3. I’ve been meaning to post something about Bruce Sterling’s uneven but interesting collection, Visionary in Residence, but I don’t think I’m going to have time to work my thoughts up into a full post or review. So, instead I will link to two thoughtful reviews elsewhere, by James Trimarco and Paul Kincaid, neither of which I really agree with. Both reviews spend a fair amount of time talking about the two ribofunk stories—perhaps not surprisingly, since they’re two of the most substantial stories in the book. But both are also co-written (‘The Scab’s Progress‘ with Paul di Filippo, and ‘Junk DNA’ with Rudy Rucker) and both, I think, show evidence of that, being flabby and over-excited. The two most satisfying stories for me, and the two that I think best fulfill the promise of Sterling’s introduction, in which he says that being an sf writer “is an excuse to get up to any mischief imaginable”, are ‘Luciferase‘ and ‘User-Centric’. The former comes on like a scientifically literate version of A Bug’s Life; it’s tremendous fun, and a more brazen incorporation of science into story than you usually see. The latter, an email exchange between a group of designers which segues into the story they have been designing, is interesting because it’s so literal a guided tour to the process of creating science fiction. And because it refuses to end: it ends with one character telling another that, “There are no happy endings.

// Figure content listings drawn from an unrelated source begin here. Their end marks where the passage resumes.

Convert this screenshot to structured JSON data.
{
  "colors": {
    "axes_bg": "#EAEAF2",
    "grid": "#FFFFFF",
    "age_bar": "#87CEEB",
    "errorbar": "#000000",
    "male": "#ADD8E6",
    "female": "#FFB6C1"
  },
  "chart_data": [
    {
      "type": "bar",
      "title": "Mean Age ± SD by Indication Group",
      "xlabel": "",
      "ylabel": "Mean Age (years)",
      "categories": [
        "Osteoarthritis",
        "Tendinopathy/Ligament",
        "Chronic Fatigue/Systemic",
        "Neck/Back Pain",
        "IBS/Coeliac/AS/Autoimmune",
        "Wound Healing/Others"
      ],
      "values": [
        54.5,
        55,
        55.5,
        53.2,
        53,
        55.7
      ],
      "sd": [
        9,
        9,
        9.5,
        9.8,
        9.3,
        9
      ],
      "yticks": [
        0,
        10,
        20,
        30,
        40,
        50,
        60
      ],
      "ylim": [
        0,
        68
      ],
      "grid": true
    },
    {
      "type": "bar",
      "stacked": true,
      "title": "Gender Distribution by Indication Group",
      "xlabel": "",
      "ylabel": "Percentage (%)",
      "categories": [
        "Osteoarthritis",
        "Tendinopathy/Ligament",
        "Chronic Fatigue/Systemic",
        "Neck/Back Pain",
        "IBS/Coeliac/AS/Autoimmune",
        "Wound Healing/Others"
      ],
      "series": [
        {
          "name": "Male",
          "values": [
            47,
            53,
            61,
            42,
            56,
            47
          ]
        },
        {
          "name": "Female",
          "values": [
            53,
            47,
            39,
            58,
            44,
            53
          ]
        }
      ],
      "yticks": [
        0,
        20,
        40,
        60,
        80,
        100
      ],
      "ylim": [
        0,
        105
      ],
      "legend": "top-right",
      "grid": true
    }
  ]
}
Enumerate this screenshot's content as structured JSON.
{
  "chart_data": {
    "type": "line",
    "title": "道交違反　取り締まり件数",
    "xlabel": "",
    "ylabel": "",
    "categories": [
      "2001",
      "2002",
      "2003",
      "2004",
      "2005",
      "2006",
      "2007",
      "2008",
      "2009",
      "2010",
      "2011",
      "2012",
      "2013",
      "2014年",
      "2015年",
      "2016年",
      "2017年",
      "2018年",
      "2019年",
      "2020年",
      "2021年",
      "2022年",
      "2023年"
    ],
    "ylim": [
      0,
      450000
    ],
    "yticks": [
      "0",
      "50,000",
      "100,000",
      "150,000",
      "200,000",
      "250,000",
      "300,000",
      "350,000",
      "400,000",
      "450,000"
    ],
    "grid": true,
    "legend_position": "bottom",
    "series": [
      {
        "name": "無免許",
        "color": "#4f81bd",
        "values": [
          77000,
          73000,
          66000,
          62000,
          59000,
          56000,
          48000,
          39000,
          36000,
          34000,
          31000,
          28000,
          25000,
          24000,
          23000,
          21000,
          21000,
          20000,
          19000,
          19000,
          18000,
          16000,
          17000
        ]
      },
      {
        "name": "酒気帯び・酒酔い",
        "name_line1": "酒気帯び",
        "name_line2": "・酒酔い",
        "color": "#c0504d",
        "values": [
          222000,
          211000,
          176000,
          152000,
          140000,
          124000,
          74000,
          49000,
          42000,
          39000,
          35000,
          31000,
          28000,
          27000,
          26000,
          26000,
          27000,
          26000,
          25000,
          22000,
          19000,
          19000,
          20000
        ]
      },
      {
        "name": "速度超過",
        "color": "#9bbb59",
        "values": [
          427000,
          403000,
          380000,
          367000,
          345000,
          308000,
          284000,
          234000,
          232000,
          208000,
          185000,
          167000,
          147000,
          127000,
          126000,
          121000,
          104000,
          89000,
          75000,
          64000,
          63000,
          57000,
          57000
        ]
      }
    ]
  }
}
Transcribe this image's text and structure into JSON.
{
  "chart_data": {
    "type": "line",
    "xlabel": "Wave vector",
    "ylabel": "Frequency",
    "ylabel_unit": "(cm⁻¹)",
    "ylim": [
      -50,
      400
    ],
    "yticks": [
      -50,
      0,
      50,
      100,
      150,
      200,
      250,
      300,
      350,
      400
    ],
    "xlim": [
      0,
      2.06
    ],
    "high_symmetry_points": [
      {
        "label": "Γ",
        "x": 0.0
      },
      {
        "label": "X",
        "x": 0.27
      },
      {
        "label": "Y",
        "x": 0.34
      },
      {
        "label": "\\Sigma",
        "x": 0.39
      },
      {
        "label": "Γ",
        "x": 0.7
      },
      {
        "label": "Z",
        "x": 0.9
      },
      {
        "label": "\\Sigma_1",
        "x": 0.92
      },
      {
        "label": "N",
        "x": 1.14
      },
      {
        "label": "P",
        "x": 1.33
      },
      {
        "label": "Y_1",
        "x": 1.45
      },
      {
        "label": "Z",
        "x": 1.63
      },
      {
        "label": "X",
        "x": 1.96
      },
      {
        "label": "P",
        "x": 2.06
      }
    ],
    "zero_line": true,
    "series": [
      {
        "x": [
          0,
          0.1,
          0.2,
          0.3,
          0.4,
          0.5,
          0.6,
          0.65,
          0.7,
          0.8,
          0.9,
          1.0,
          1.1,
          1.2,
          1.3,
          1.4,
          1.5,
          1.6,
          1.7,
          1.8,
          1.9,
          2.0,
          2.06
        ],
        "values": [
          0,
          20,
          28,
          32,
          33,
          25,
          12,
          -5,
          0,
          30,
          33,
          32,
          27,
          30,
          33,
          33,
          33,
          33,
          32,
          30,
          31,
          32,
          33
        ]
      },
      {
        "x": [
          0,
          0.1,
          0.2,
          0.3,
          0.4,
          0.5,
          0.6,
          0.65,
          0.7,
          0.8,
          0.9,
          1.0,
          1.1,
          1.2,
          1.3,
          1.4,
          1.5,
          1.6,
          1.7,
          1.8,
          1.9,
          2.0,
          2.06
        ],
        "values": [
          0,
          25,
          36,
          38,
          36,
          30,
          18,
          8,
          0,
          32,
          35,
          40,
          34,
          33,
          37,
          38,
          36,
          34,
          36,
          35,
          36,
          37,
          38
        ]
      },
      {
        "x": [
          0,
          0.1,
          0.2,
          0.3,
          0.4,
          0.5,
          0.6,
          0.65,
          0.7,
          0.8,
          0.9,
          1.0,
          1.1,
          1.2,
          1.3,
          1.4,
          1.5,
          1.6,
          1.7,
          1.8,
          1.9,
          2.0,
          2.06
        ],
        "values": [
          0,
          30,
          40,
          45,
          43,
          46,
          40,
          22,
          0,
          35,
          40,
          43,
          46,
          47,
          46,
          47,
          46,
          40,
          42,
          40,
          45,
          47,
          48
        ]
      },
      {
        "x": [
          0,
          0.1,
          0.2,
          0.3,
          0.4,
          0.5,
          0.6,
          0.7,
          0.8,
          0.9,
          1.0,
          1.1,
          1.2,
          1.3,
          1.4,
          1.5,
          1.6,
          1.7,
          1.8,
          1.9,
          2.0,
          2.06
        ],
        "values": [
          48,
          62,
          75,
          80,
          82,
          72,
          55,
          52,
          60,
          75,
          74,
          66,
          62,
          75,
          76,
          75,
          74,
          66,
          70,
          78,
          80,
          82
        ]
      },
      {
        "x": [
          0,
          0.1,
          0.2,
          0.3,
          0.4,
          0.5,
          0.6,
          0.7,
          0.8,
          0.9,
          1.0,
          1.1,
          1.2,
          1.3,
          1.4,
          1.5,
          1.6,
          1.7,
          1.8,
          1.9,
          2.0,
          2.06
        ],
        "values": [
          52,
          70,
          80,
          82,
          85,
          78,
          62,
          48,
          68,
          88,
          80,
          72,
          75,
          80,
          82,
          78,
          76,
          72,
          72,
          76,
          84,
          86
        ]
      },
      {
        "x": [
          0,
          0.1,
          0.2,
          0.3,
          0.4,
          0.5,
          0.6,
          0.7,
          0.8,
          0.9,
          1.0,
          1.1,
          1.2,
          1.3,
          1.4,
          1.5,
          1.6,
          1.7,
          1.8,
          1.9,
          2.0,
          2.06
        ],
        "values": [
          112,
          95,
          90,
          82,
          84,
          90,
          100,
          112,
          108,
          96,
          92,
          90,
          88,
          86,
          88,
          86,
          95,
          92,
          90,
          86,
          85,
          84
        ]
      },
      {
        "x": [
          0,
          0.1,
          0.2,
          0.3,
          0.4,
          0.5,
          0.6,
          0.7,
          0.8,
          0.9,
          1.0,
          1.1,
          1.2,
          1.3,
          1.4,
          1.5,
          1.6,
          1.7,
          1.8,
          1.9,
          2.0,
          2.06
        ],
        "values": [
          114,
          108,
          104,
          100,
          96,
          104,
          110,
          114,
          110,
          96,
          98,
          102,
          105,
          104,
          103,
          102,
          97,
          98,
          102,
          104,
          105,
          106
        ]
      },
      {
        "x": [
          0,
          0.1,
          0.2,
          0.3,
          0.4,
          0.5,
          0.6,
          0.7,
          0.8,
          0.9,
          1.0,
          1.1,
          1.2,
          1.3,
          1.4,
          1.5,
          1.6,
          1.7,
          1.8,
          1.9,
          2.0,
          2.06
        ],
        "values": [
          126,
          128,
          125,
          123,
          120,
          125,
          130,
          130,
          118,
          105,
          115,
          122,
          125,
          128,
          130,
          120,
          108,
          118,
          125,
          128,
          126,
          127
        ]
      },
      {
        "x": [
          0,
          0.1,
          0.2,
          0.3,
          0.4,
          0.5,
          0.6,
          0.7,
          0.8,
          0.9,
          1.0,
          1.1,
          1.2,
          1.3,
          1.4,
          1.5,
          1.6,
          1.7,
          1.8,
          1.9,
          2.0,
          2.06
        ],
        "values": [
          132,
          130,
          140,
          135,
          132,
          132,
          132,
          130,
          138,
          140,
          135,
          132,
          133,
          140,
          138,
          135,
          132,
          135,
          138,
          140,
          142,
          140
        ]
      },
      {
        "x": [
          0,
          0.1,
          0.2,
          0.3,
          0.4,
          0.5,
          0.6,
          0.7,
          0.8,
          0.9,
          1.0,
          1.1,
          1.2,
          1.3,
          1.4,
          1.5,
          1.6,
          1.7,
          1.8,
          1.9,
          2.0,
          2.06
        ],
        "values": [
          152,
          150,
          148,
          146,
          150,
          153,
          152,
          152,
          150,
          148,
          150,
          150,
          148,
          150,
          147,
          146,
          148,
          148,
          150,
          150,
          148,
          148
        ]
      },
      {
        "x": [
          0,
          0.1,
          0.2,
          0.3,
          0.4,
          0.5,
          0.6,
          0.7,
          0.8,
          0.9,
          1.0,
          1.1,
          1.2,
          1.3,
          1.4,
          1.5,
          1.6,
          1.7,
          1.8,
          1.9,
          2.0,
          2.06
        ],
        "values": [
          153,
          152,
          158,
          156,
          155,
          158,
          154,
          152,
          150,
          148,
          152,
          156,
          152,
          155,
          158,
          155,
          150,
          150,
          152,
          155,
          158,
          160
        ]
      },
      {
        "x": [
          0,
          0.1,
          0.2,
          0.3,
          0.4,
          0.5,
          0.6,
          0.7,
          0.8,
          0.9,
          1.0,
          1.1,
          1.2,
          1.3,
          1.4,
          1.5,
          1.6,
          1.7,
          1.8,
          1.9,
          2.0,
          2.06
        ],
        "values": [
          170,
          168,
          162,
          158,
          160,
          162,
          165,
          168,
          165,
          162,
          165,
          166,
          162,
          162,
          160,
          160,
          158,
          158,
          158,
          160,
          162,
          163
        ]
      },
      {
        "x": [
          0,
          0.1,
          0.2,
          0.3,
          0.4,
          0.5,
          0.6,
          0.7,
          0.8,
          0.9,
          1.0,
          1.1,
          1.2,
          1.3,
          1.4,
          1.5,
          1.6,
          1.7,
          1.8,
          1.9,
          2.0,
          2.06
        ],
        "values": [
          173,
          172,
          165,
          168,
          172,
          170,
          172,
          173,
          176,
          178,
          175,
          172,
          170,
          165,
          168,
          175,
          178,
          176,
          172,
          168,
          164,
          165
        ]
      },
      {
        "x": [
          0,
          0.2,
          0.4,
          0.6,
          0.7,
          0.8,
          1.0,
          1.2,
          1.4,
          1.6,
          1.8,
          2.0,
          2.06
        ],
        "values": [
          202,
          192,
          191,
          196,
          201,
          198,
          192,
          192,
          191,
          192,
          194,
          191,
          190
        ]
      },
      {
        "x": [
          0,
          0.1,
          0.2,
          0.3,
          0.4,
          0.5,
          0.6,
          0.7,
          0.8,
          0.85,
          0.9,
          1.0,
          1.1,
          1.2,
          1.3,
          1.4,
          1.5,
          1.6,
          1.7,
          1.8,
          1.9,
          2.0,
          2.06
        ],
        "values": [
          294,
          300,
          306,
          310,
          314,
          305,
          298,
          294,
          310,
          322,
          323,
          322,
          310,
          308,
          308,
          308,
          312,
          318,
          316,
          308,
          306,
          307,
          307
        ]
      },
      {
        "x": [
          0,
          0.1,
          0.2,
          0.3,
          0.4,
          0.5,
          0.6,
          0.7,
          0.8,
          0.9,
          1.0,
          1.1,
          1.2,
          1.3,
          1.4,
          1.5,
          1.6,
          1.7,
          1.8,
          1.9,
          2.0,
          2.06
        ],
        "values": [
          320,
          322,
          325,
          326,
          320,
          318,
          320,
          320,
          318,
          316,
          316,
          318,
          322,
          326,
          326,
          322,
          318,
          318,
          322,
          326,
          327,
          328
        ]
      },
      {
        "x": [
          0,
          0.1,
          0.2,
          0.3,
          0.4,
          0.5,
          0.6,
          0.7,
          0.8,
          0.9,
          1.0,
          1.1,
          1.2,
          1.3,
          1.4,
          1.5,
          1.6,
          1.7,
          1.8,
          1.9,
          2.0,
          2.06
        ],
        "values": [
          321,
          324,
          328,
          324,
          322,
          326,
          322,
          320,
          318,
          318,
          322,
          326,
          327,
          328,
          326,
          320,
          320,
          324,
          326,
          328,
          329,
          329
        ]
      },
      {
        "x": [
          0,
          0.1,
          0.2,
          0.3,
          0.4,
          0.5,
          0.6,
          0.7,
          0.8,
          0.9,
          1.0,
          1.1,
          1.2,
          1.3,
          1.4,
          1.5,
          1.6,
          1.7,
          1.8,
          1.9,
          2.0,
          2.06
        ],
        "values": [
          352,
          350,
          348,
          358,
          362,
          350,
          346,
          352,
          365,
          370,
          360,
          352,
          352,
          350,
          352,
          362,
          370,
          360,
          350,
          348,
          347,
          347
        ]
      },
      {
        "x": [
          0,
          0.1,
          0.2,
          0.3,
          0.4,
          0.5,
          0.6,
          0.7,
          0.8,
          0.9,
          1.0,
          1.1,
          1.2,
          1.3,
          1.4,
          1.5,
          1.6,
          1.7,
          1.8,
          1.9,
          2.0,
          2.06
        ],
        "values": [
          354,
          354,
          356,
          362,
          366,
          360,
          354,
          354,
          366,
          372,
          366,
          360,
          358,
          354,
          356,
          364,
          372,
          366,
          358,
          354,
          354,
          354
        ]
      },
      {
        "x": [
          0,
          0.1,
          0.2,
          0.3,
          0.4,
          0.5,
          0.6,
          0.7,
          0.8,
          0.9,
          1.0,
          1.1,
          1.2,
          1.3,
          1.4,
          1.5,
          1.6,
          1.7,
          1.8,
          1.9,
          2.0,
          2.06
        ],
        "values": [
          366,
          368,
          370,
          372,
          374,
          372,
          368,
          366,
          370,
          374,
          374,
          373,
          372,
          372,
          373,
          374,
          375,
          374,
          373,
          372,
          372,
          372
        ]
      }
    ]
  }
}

Because there are no endings. There are only ways to cope.” Sf, of all forms of writing, should hold to that sentiment more often than it does, I think.
4. Nic Clarke at Eve’s Alexandria reviews Peace by Gene Wolfe. This is my “Gene Wolfe’s last chance” book. I read The Fifth Head of Cerberus and found it dry as dust and less than the sum of its parts; I read The Wizard-Knight and found it enervating, massively longer than the points it was making needed or deserved; I read the stories in Starwater Strains, and the odd older piece here and there, and found some of them unutterably brilliant, and some of them complete bobbins. Peace is the other book I have a copy of, the other one I’m planning to read at some point, before making a final decision about whether it’s worth embarking on The Book of the New Sun (and associated work) or not.
5. Yesterday I went to see Thank You For Smoking, a satire about a lobbyist for Big Tobacco, Nick Naylor (Aaron Eckhart). Part of the plot has him meeting with “Hollywood Superagent” Jeff Megall (Rob Lowe); the sf connection is the scene at the end of the trailer:
Jeff Megall: Sony has a futuristic sci-fi movie they’re looking to make.
Nick Naylor: Cigarettes in space.
Jeff: It’s the final frontier, Nick.
Nick: But wouldn’t they blow up in an all-oxygen environment?
Jeff: … Probably. [beat] But, it’s an easy fix—one line of dialogue. “Thank God we invented the …” you know.
I genuinely cannot tell whether including a science error (space stations don’t have all-oxygen environments) in a gag about how quickly factual accuracy goes out the window when confronted with product placement is a screw up, or an apt and None More Ironic dig at sf films in general. The rest of the film was pretty good, so I’m inclined to give them the benefit of the doubt.